In most systems, metal probes (electrodes) are inserted into the ground to obtain a reading of the local electrical resistance. A variety of probe configurations are used, most having four probes, often mounted on a rigid frame. In these systems, two of the probes, called current probes, are used to introduce a current (either direct or low-frequency switching current) into the earth. The other two probes, called voltage or potential probes, are used to measure the voltage, which indicates the local resistivity. In general, greater probe spacings yield greater depth of investigation, but at the cost of sensitivity and spatial resolution.

Arrangement of probes in a Wenner electrode array.

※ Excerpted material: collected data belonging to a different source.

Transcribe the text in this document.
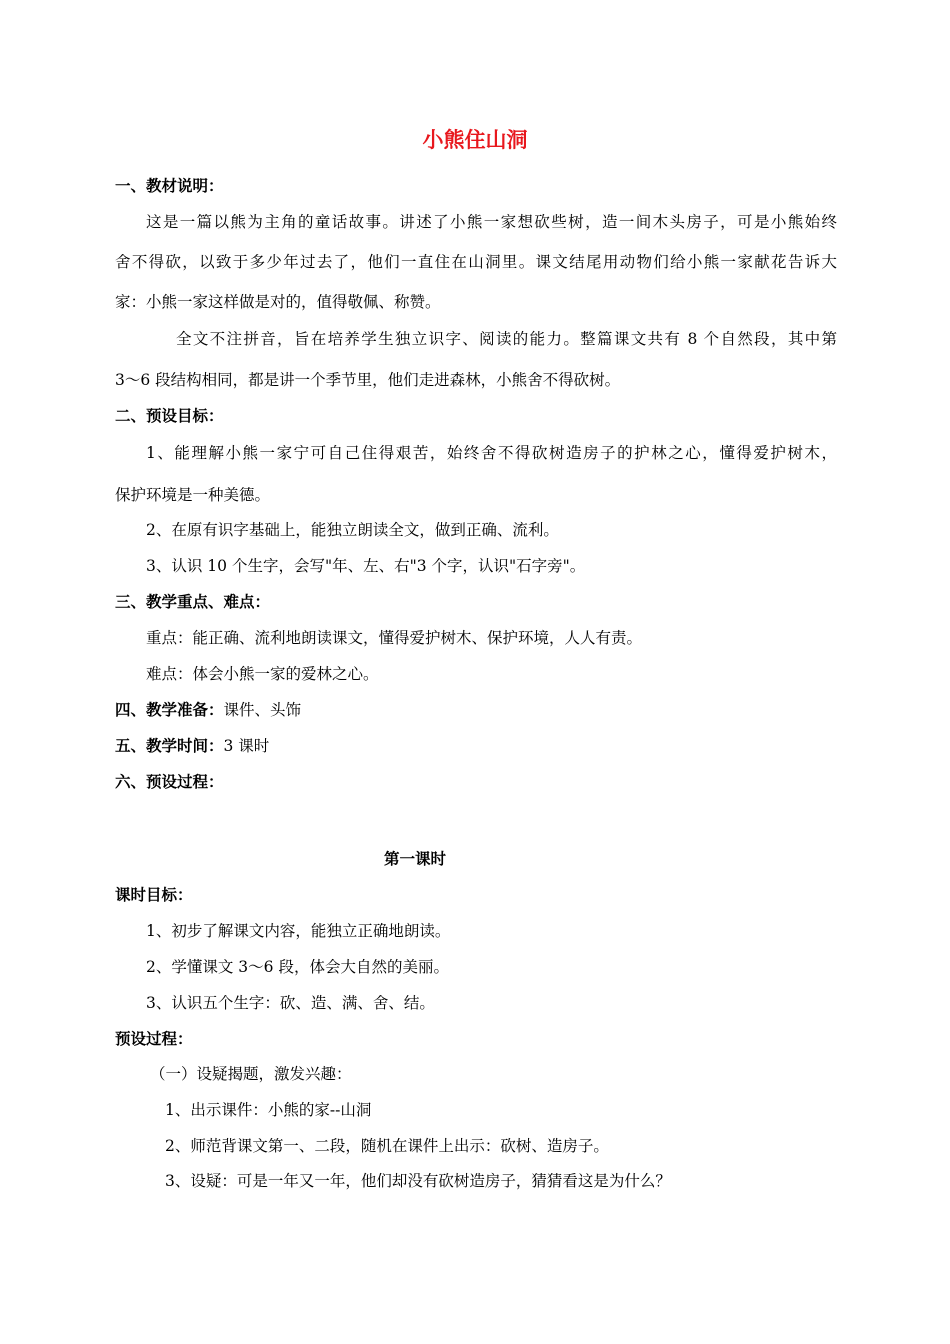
小熊住山洞
一、教材说明：
这是一篇以熊为主角的童话故事。讲述了小熊一家想砍些树，造一间木头房子，可是小熊始终
舍不得砍，以致于多少年过去了，他们一直住在山洞里。课文结尾用动物们给小熊一家献花告诉大
家：小熊一家这样做是对的，值得敬佩、称赞。
全文不注拼音，旨在培养学生独立识字、阅读的能力。整篇课文共有 8 个自然段，其中第
3～6 段结构相同，都是讲一个季节里，他们走进森林，小熊舍不得砍树。
二、预设目标：
1、能理解小熊一家宁可自己住得艰苦，始终舍不得砍树造房子的护林之心，懂得爱护树木，
保护环境是一种美德。
2、在原有识字基础上，能独立朗读全文，做到正确、流利。
3、认识 10 个生字，会写"年、左、右"3 个字，认识"石字旁"。
三、教学重点、难点：
重点：能正确、流利地朗读课文，懂得爱护树木、保护环境，人人有责。
难点：体会小熊一家的爱林之心。
四、教学准备：课件、头饰
五、教学时间：3 课时
六、预设过程：
第一课时
课时目标：
1、初步了解课文内容，能独立正确地朗读。
2、学懂课文 3～6 段，体会大自然的美丽。
3、认识五个生字：砍、造、满、舍、结。
预设过程：
（一）设疑揭题，激发兴趣：
1、出示课件：小熊的家--山洞
2、师范背课文第一、二段，随机在课件上出示：砍树、造房子。
3、设疑：可是一年又一年，他们却没有砍树造房子，猜猜看这是为什么？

Early surveys (beginning in the mid 20th century) often used the Wenner array, which was a linear array of four probes. These were arranged current-voltage-voltage-current, at equal distances across the array. Probes were mounted on a rigid frame, or placed individually. While quite sensitive, this array has a very wide span for its depth of investigation, leading to problems with horizontal resolution. A number of experimental arrays attempted to overcome the shortcomings of the Wenner array, the most successful of these being the twin-probe array, which has become the standard for archaeological use. The twin-probe array - despite its name - has four probes: one current and one voltage probe mounted on a mobile frame to collect survey readings, and the other current probe placed remotely along with a voltage reference probe. These fixed remote probes are connected to the mobile survey probes by a trailing cable. This configuration is very compact for its depth of investigation, resulting in superior horizontal resolution. The logistical advantage of the more compact array is somewhat offset by the trailing cable.

A disadvantage of the systems described above is a relatively slow rate of survey. One solution to this has been wheeled arrays. These use spiked wheels or metal disks as electrodes, and may use a square array (a variation of the Wenner array) to avoid the encumbrance of a trailing cable. Wheeled arrays may be towed by vehicles or by human power.

Systems having long linear arrays of many electrodes are often used in geological applications, and less commonly in archaeology. These take repeated measurements (often computer controlled) using different electrode spacings at multiple points along the extended line of electrodes. Data collected in this way may be used for tomography, or generating vertical profiles.

Capacitively coupled systems that do not require direct physical contact with the soil have also been developed. These systems are capable of tomographic studies as well as mapping horizontal patterning. They may also be used on hard or very dry surfaces that preclude electrical contact necessary for probe resistance systems. While these show promise for archaeological applications, currently available systems operating on this principle lack sufficient spatial resolution and sensitivity.

== Data collection ==
Survey usually involves walking with the instrument along closely spaced parallel traverses, taking readings at regular intervals. In most cases, the area to be surveyed is staked into a series of square or rectangular survey "grids" (terminology can vary). With the corners of the grids as known reference points, the instrument operator uses tapes or marked ropes as a guide when collecting data. In this way, positioning error can be kept to within a few centimeters for high-resolution mapping. Early surveys recorded readings by hand, but computer controlled data logging and storage are now the norm.